9 comments on “A personal server for everyone (continued)”

  1. The biggest concern with running a home-based IP-addressable server that can be reached over the pulic Internet is security – most ordinary folks have trouble protecting their PCs even when these machines are not supposed to accept incoming connections (though I agree that part of the problem is because average users are downloading applications, some of which happen to be rogue, onto their PCs, whereas they are less likely to install applications (and spyware) on the personal server).

    But I like your idea of comcast providing their users with a server that is backed up in the cloud (and hence also accessible over public internet). In fact, PVR boxes, which already have hard disks in them, could easily double up as storage servers once the their disk capacity exceeds a few hundreg gigabytes.

    If Comcast were to leverage their PVR boxes into becoming storage boxes, it could perhaps even focus on more valuable tools for the consumer such as digital content management tools rather than just pure backup/ storage.

  2. Forget comcast and get the developer to do it, rolling the cost into the sale price of the home. Perfect wifi reception all throughout your property combined with easy maintenance offered to all development residents. And if you’re an expert, you can just stop the monthly fees and do it yourself.

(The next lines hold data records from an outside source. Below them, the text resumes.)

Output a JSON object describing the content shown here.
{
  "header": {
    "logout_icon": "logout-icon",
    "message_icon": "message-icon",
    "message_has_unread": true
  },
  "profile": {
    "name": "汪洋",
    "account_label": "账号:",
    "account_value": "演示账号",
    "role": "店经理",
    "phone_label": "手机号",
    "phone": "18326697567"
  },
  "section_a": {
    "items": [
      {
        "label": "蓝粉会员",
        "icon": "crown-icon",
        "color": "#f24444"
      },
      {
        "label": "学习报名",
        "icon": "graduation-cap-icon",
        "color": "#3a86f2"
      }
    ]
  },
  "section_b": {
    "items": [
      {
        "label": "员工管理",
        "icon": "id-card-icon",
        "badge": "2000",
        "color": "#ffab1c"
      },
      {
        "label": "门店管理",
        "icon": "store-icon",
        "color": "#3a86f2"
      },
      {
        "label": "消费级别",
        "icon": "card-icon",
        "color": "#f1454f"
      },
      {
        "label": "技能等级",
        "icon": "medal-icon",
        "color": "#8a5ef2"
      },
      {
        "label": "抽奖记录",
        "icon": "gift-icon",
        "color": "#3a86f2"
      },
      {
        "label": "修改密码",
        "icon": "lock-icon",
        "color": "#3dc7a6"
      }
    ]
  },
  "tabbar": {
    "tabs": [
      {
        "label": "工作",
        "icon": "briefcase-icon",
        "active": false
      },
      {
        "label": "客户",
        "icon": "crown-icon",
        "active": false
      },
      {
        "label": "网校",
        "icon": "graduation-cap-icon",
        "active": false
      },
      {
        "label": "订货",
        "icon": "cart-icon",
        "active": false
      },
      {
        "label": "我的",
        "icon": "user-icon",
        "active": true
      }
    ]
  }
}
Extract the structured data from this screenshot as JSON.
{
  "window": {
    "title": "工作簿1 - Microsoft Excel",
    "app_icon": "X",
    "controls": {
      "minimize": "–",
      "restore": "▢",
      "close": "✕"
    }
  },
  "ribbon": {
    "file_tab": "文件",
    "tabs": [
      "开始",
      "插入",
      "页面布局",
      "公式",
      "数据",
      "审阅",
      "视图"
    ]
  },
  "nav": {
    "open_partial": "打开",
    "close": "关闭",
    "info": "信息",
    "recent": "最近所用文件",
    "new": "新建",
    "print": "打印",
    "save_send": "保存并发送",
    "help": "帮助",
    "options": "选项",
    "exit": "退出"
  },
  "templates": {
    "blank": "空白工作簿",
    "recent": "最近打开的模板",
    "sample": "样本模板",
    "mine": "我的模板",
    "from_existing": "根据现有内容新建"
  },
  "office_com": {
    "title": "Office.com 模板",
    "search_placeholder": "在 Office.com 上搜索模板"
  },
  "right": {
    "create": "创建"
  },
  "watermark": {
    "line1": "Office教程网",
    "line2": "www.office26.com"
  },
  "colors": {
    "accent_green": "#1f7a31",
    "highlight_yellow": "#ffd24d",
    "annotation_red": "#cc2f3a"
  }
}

  3. You’re not kidding about it heating up – Seagate is offering 500GB to consumers, and I saw a terabyte drive for sale (do not recall where, but can find it again and will post) for $1200. I wonder if: 1) Hard drive storage will continue to advance to the point where terabyte external drives are affordable and attractive. 2) Either way, whether remote access will be important to consumers in 5-10 years.

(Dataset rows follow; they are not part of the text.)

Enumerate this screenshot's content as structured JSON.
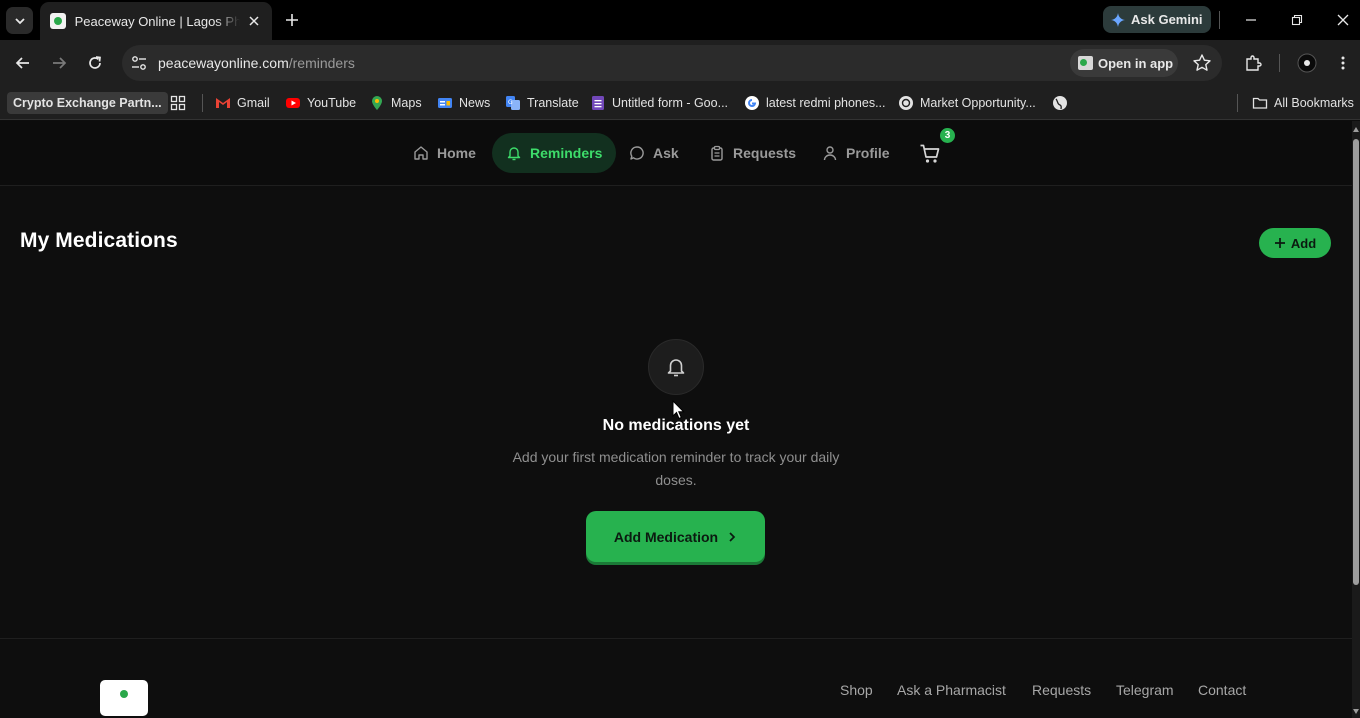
{
  "browser": {
    "tab": {
      "title": "Peaceway Online | Lagos Pharmacy"
    },
    "gemini_label": "Ask Gemini",
    "url": {
      "host": "peacewayonline.com",
      "path": "/reminders"
    },
    "open_in_app_label": "Open in app",
    "bookmarks": [
      {
        "label": "Crypto Exchange Partn...",
        "icon": "folder-chip"
      },
      {
        "label": "Gmail",
        "icon": "gmail-icon"
      },
      {
        "label": "YouTube",
        "icon": "youtube-icon"
      },
      {
        "label": "Maps",
        "icon": "maps-icon"
      },
      {
        "label": "News",
        "icon": "news-icon"
      },
      {
        "label": "Translate",
        "icon": "translate-icon"
      },
      {
        "label": "Untitled form - Goo...",
        "icon": "forms-icon"
      },
      {
        "label": "latest redmi phones...",
        "icon": "google-icon"
      },
      {
        "label": "Market Opportunity...",
        "icon": "chatgpt-icon"
      }
    ],
    "all_bookmarks_label": "All Bookmarks"
  },
  "app": {
    "nav": {
      "home": "Home",
      "reminders": "Reminders",
      "ask": "Ask",
      "requests": "Requests",
      "profile": "Profile",
      "cart_count": "3"
    },
    "page_title": "My Medications",
    "add_label": "Add",
    "empty": {
      "title": "No medications yet",
      "description": "Add your first medication reminder to track your daily doses.",
      "cta": "Add Medication"
    },
    "footer_links": {
      "shop": "Shop",
      "ask": "Ask a Pharmacist",
      "requests": "Requests",
      "telegram": "Telegram",
      "contact": "Contact"
    }
  },
  "colors": {
    "accent": "#27b24f",
    "accent_text": "#3ddc6a",
    "background": "#0e0e0e"
  }
}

  4. Large hard drives presents a real issue to consumers. With a terabyte or more, regardless of if it sits off-site or in-home, will make current interfaces to these devices unusable. Could you imagine managing 1 terabyte of stored TV content through your Comcast box? Ugh.

    I think that people have demonstrated that they don’t care if data is stored off site. They trust their most personal of data (email) to servers in the sky with little concern.

  5. I am a little surprised that no-one beat me to mentioning the .Mac iDisk. It’s an “over the web” place to store your stuff. It pretty much fit’s what you are describing. The only catch is that you’ve got to be using a Mac (but since they’ve cross polinated iTunes, maybe this will follow).


  6. I’ve been working on a way to fully integrate dvr recordings, movie collections, music collection that is accessible to all areas of the house, and the more I think about it the more it makes sense to have it all on a home server. While I agree that the better solution is to have this storage “hosted” where the capacity is flexible and limitless, and the software is easily updated, I’m afraid current internet connections are way too slow for this to be plausible. Ahh, I’ll have to wait a couple years for that.

    On a side note, I was at the CES last week and saw this nice little unit which offers 1.2 terabyte of storage for the same cost as the HP home media server.